President Obama has outlined energy policy goals in every one of his State of the Union addresses. But he avoided specifics in tonight's speech and instead celebrated positive domestic changes in fossil fuels and renewable electricity.
As gasoline prices continue to drop, low natural gas prices give domestic manufacturers a competitive edge, and the renewable energy industry breaks investment and installation records, the president used his speech to remind Americans how much had changed since he took office.
"We believed we could reduce our dependence on foreign oil and protect our planet. And today, America is number one in oil and gas. America is number one in wind power. Every three weeks, we bring online as much solar power as we did in all of 2008. And thanks to lower gas prices and higher fuel standards, the typical family this year should save $750 at the pump," he said.
If that solar statistic sounds familiar, it was adapted from data on U.S. installations compiled by GTM Research's Shayle Kann. In 2014, there were twenty-two times as many solar installations as there were in 2008.
President Obama's brief comments about energy were part of a broader narrative about how the country had turned around after a "breakthrough year" in 2014.
"Tonight, after a breakthrough year for America, our economy is growing and creating jobs at the fastest pace since 1999. Our unemployment rate is now lower than it was before the financial crisis. More of our kids are graduating than ever before; more of our people are insured than ever before; we are as free from the grip of foreign oil as we’ve been in almost 30 years," said the president.
The speech differed from previous years, when Obama focused on aspirational targets for clean energy and fossil fuels.
Jennifer Dlouhy, an energy reporter from the Houston Chronicle, compiled quotes on energy and the environment from all six of the president's State of the Union addresses. They show a mixed track record on achieving targets from previous speeches.
In 2009, the president demanded a cap-and-trade bill, and called for a doubling of renewable energy in three years. Renewable electricity actually doubled in two years; however, renewable fuels have largely struggled.
In 2010, he called for more advanced nuclear, a comprehensive energy bill and eliminating tax breaks for fossil fuels. Months later, the cap-and-trade bill flamed out. And although the administration has set aside small amounts of money for nuclear, it has not built a strategy around the technology.

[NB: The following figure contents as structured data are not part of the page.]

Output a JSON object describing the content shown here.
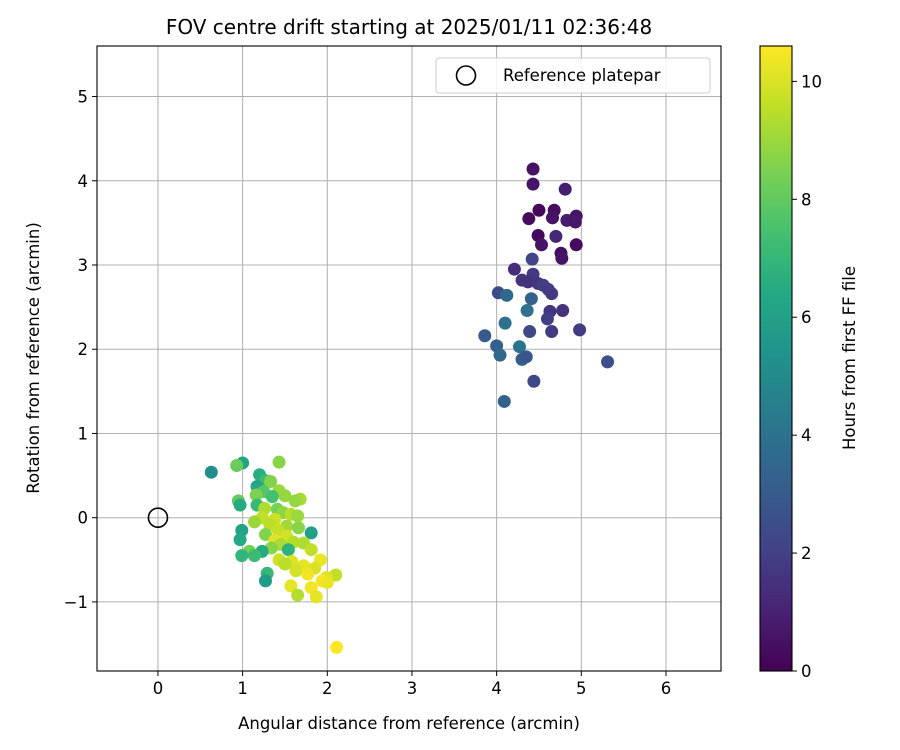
{
  "chart_data": {
    "type": "scatter",
    "title": "FOV centre drift starting at 2025/01/11 02:36:48",
    "xlabel": "Angular distance from reference (arcmin)",
    "ylabel": "Rotation from reference (arcmin)",
    "xlim": [
      -0.72,
      6.65
    ],
    "ylim": [
      -1.82,
      5.6
    ],
    "xticks": [
      0,
      1,
      2,
      3,
      4,
      5,
      6
    ],
    "yticks": [
      -1,
      0,
      1,
      2,
      3,
      4,
      5
    ],
    "xtick_labels": [
      "0",
      "1",
      "2",
      "3",
      "4",
      "5",
      "6"
    ],
    "ytick_labels": [
      "−1",
      "0",
      "1",
      "2",
      "3",
      "4",
      "5"
    ],
    "grid": true,
    "legend_position": "top-right",
    "colorscale": "viridis",
    "colorbar": {
      "label": "Hours from first FF file",
      "range": [
        0,
        10.6
      ],
      "ticks": [
        0,
        2,
        4,
        6,
        8,
        10
      ],
      "tick_labels": [
        "0",
        "2",
        "4",
        "6",
        "8",
        "10"
      ]
    },
    "reference_point": {
      "name": "Reference platepar",
      "x": 0,
      "y": 0
    },
    "series": [
      {
        "values_are": "[x, y, hours]",
        "points": [
          [
            4.43,
            4.14,
            0.5
          ],
          [
            4.43,
            3.96,
            0.6
          ],
          [
            4.81,
            3.9,
            0.9
          ],
          [
            4.5,
            3.65,
            0.2
          ],
          [
            4.68,
            3.65,
            0.4
          ],
          [
            4.38,
            3.55,
            0.3
          ],
          [
            4.66,
            3.56,
            0.5
          ],
          [
            4.83,
            3.53,
            0.8
          ],
          [
            4.94,
            3.58,
            0.6
          ],
          [
            4.93,
            3.51,
            0.7
          ],
          [
            4.49,
            3.35,
            0.2
          ],
          [
            4.7,
            3.34,
            1.2
          ],
          [
            4.53,
            3.24,
            0.6
          ],
          [
            4.94,
            3.24,
            0.3
          ],
          [
            4.76,
            3.14,
            0.4
          ],
          [
            4.77,
            3.08,
            0.5
          ],
          [
            4.42,
            3.07,
            2.2
          ],
          [
            4.21,
            2.95,
            1.4
          ],
          [
            4.43,
            2.89,
            1.8
          ],
          [
            4.3,
            2.82,
            1.6
          ],
          [
            4.37,
            2.8,
            1.5
          ],
          [
            4.49,
            2.78,
            1.7
          ],
          [
            4.55,
            2.76,
            2.0
          ],
          [
            4.61,
            2.71,
            1.9
          ],
          [
            4.65,
            2.66,
            1.8
          ],
          [
            4.02,
            2.67,
            2.4
          ],
          [
            4.12,
            2.64,
            3.6
          ],
          [
            4.41,
            2.6,
            3.3
          ],
          [
            4.36,
            2.46,
            3.9
          ],
          [
            4.63,
            2.45,
            1.6
          ],
          [
            4.78,
            2.46,
            1.5
          ],
          [
            4.6,
            2.36,
            2.0
          ],
          [
            4.1,
            2.31,
            3.9
          ],
          [
            4.98,
            2.23,
            1.9
          ],
          [
            4.39,
            2.21,
            2.3
          ],
          [
            4.65,
            2.21,
            1.8
          ],
          [
            3.86,
            2.16,
            3.0
          ],
          [
            4.0,
            2.04,
            3.2
          ],
          [
            4.27,
            2.03,
            4.0
          ],
          [
            4.04,
            1.93,
            3.6
          ],
          [
            4.3,
            1.88,
            3.1
          ],
          [
            4.35,
            1.91,
            2.8
          ],
          [
            5.31,
            1.85,
            2.5
          ],
          [
            4.44,
            1.62,
            2.3
          ],
          [
            4.09,
            1.38,
            3.3
          ],
          [
            0.63,
            0.54,
            5.1
          ],
          [
            1.0,
            0.65,
            6.2
          ],
          [
            0.93,
            0.62,
            8.2
          ],
          [
            1.43,
            0.66,
            8.7
          ],
          [
            1.2,
            0.51,
            6.6
          ],
          [
            1.27,
            0.44,
            7.2
          ],
          [
            1.33,
            0.43,
            8.6
          ],
          [
            1.17,
            0.37,
            6.3
          ],
          [
            1.43,
            0.32,
            9.0
          ],
          [
            1.25,
            0.31,
            7.8
          ],
          [
            1.16,
            0.27,
            8.5
          ],
          [
            1.5,
            0.26,
            8.9
          ],
          [
            1.35,
            0.25,
            7.4
          ],
          [
            1.68,
            0.22,
            9.2
          ],
          [
            1.62,
            0.2,
            8.9
          ],
          [
            0.95,
            0.2,
            8.0
          ],
          [
            0.97,
            0.15,
            6.5
          ],
          [
            1.17,
            0.15,
            7.1
          ],
          [
            1.26,
            0.11,
            9.3
          ],
          [
            1.41,
            0.1,
            8.4
          ],
          [
            1.48,
            0.06,
            8.8
          ],
          [
            1.57,
            0.04,
            9.4
          ],
          [
            1.65,
            0.02,
            9.0
          ],
          [
            1.23,
            0.0,
            9.6
          ],
          [
            1.38,
            -0.02,
            9.8
          ],
          [
            1.14,
            -0.05,
            9.0
          ],
          [
            1.32,
            -0.08,
            9.5
          ],
          [
            1.52,
            -0.1,
            9.1
          ],
          [
            1.66,
            -0.12,
            8.7
          ],
          [
            1.81,
            -0.18,
            6.0
          ],
          [
            0.99,
            -0.15,
            6.1
          ],
          [
            1.42,
            -0.15,
            9.7
          ],
          [
            1.27,
            -0.2,
            8.6
          ],
          [
            1.52,
            -0.22,
            9.9
          ],
          [
            0.97,
            -0.26,
            6.4
          ],
          [
            1.38,
            -0.27,
            10.1
          ],
          [
            1.6,
            -0.29,
            9.4
          ],
          [
            1.45,
            -0.32,
            9.2
          ],
          [
            1.72,
            -0.3,
            9.3
          ],
          [
            1.34,
            -0.36,
            8.7
          ],
          [
            1.81,
            -0.38,
            9.6
          ],
          [
            1.54,
            -0.38,
            6.8
          ],
          [
            1.08,
            -0.4,
            8.3
          ],
          [
            1.23,
            -0.4,
            6.5
          ],
          [
            0.99,
            -0.45,
            6.9
          ],
          [
            1.14,
            -0.45,
            7.2
          ],
          [
            1.92,
            -0.5,
            10.3
          ],
          [
            1.43,
            -0.5,
            9.8
          ],
          [
            1.58,
            -0.52,
            10.0
          ],
          [
            1.5,
            -0.55,
            9.5
          ],
          [
            1.72,
            -0.57,
            10.2
          ],
          [
            1.85,
            -0.6,
            10.0
          ],
          [
            1.63,
            -0.63,
            9.9
          ],
          [
            1.29,
            -0.66,
            7.0
          ],
          [
            1.77,
            -0.67,
            10.4
          ],
          [
            2.1,
            -0.68,
            9.6
          ],
          [
            1.99,
            -0.71,
            10.1
          ],
          [
            1.27,
            -0.75,
            5.8
          ],
          [
            1.94,
            -0.75,
            10.5
          ],
          [
            2.0,
            -0.77,
            10.3
          ],
          [
            1.57,
            -0.81,
            10.2
          ],
          [
            1.81,
            -0.83,
            10.4
          ],
          [
            1.65,
            -0.92,
            9.4
          ],
          [
            1.87,
            -0.94,
            10.2
          ],
          [
            2.11,
            -1.54,
            10.6
          ]
        ]
      }
    ]
  }
}
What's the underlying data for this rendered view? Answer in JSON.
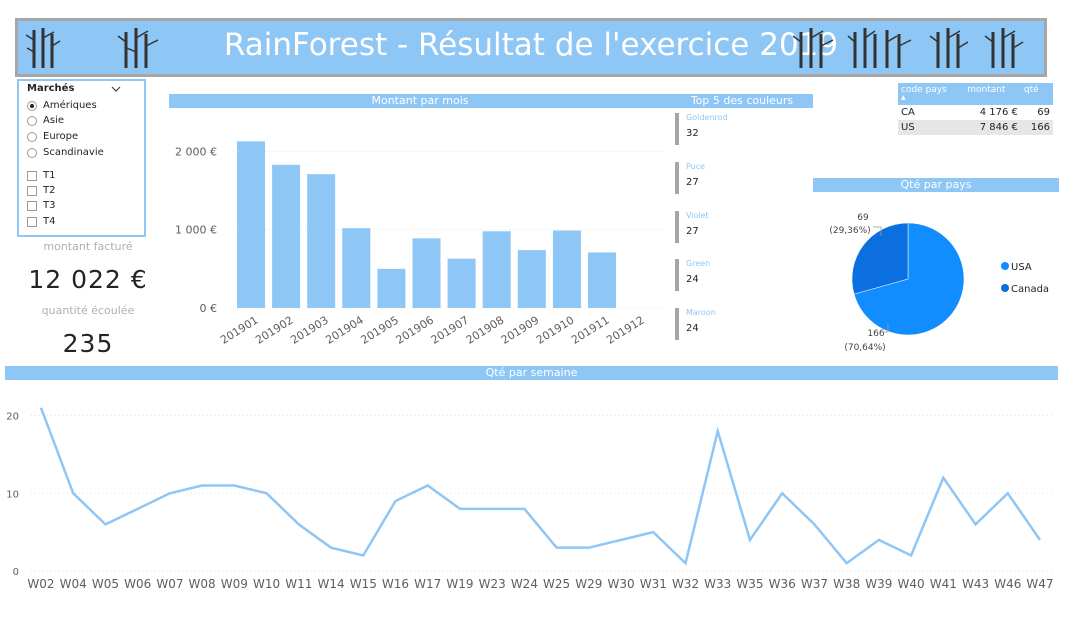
{
  "banner": {
    "title": "RainForest - Résultat de l'exercice 2019"
  },
  "slicer": {
    "title": "Marchés",
    "markets": [
      {
        "label": "Amériques",
        "selected": true
      },
      {
        "label": "Asie",
        "selected": false
      },
      {
        "label": "Europe",
        "selected": false
      },
      {
        "label": "Scandinavie",
        "selected": false
      }
    ],
    "quarters": [
      "T1",
      "T2",
      "T3",
      "T4"
    ]
  },
  "kpi": {
    "amount_label": "montant facturé",
    "amount_value": "12 022 €",
    "qty_label": "quantité écoulée",
    "qty_value": "235"
  },
  "top5": {
    "title": "Top 5 des couleurs",
    "items": [
      {
        "name": "Goldenrod",
        "value": "32"
      },
      {
        "name": "Puce",
        "value": "27"
      },
      {
        "name": "Violet",
        "value": "27"
      },
      {
        "name": "Green",
        "value": "24"
      },
      {
        "name": "Maroon",
        "value": "24"
      }
    ]
  },
  "country_table": {
    "headers": [
      "code pays",
      "montant",
      "qté"
    ],
    "rows": [
      [
        "CA",
        "4 176 €",
        "69"
      ],
      [
        "US",
        "7 846 €",
        "166"
      ]
    ]
  },
  "colors": {
    "accent": "#8ec6f5",
    "pie_usa": "#118dff",
    "pie_canada": "#0b6fe0",
    "line": "#8ec6f5"
  },
  "chart_data": [
    {
      "type": "bar",
      "title": "Montant par mois",
      "categories": [
        "201901",
        "201902",
        "201903",
        "201904",
        "201905",
        "201906",
        "201907",
        "201908",
        "201909",
        "201910",
        "201911",
        "201912"
      ],
      "values": [
        2130,
        1830,
        1710,
        1020,
        500,
        890,
        630,
        980,
        740,
        990,
        710,
        null
      ],
      "yticks": [
        "0 €",
        "1 000 €",
        "2 000 €"
      ],
      "ylim": [
        0,
        2300
      ]
    },
    {
      "type": "pie",
      "title": "Qté par pays",
      "slices": [
        {
          "label": "USA",
          "value": 166,
          "pct": "(70,64%)"
        },
        {
          "label": "Canada",
          "value": 69,
          "pct": "(29,36%)"
        }
      ]
    },
    {
      "type": "line",
      "title": "Qté par semaine",
      "categories": [
        "W02",
        "W04",
        "W05",
        "W06",
        "W07",
        "W08",
        "W09",
        "W10",
        "W11",
        "W14",
        "W15",
        "W16",
        "W17",
        "W19",
        "W23",
        "W24",
        "W25",
        "W29",
        "W30",
        "W31",
        "W32",
        "W33",
        "W35",
        "W36",
        "W37",
        "W38",
        "W39",
        "W40",
        "W41",
        "W43",
        "W46",
        "W47"
      ],
      "values": [
        21,
        10,
        6,
        8,
        10,
        11,
        11,
        10,
        6,
        3,
        2,
        9,
        11,
        8,
        8,
        8,
        3,
        3,
        4,
        5,
        1,
        18,
        4,
        10,
        6,
        1,
        4,
        2,
        12,
        6,
        10,
        4
      ],
      "yticks": [
        "0",
        "10",
        "20"
      ],
      "ylim": [
        0,
        22
      ]
    }
  ]
}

Obama declared 2011 a "Sputnik moment" for energy innovation, setting a goal of putting 1 million electric cars on the road by 2015 and procuring 80 percent of electricity from renewables by 2035. The White House later walked back the EV goal after sales failed to take off as expected. And the government's energy research arm, the Energy Information Administration, later released an analysis showing that America would only get 9 percent of electricity from renewables by 2035 -- an absurdly low assumption, but not a positive message for the White House.
In 2012, the president fully embraced the unconventional oil and gas boom, and used a phrase that roiled environmentalists: "all of the above." On clean energy, he called for a national renewable energy standard, passage of the Production Tax Credit (PTC) for wind, and a comprehensive energy efficiency bill from Congress. The PTC ended up passing, but Congress has done nothing on a national renewable energy law and narrowly failed to pass the Shaheen-Portman efficiency bill last year.
In 2013, Obama stepped up rhetoric on climate change after environmentalists pressured him to talk about the issue during his campaign. He promised to use executive actions to clean up America's energy mix, saying, "if Congress won’t act soon...I will." This turned out to be one of the defining pieces of the president's energy agenda. That summer, he detailed his wide-ranging climate action plan, which included EPA regulations on existing power plants.
In 2014, the president was a bit lighter on specifics. He continued using the "all of the above" phrase, and called for a bill that would boost use of natural gas in automobiles. That bill never made it through Congress.
The only policy goal outlined by Obama this year was an infrastructure plan -- seemingly as a way to hedge against his threatened veto of a bill supporting Keystone XL.
"Let’s set our sights higher than a single oil pipeline. Let’s pass a bipartisan infrastructure plan that could create more than 30 times as many jobs per year, and make this country stronger for decades to come," said Obama.
Other than a brief mention of an infrastructure bill, tonight's State of the Union speech was more about framing the domestic energy boom as part of a recovering America rather than laying out new goals.
The president wrapped up his energy remarks by hailing a recent climate agreement with China that could boost prospects for global climate deal.
"In Beijing, we made an historic announcement -- the United States will double the pace at which we cut carbon pollution, and China committed, for the first time, to limiting their emissions. And because the world’s two largest economies came together, other nations are now stepping up, and offering hope that, this year, the world will finally reach an agreement to protect the one planet we’ve got."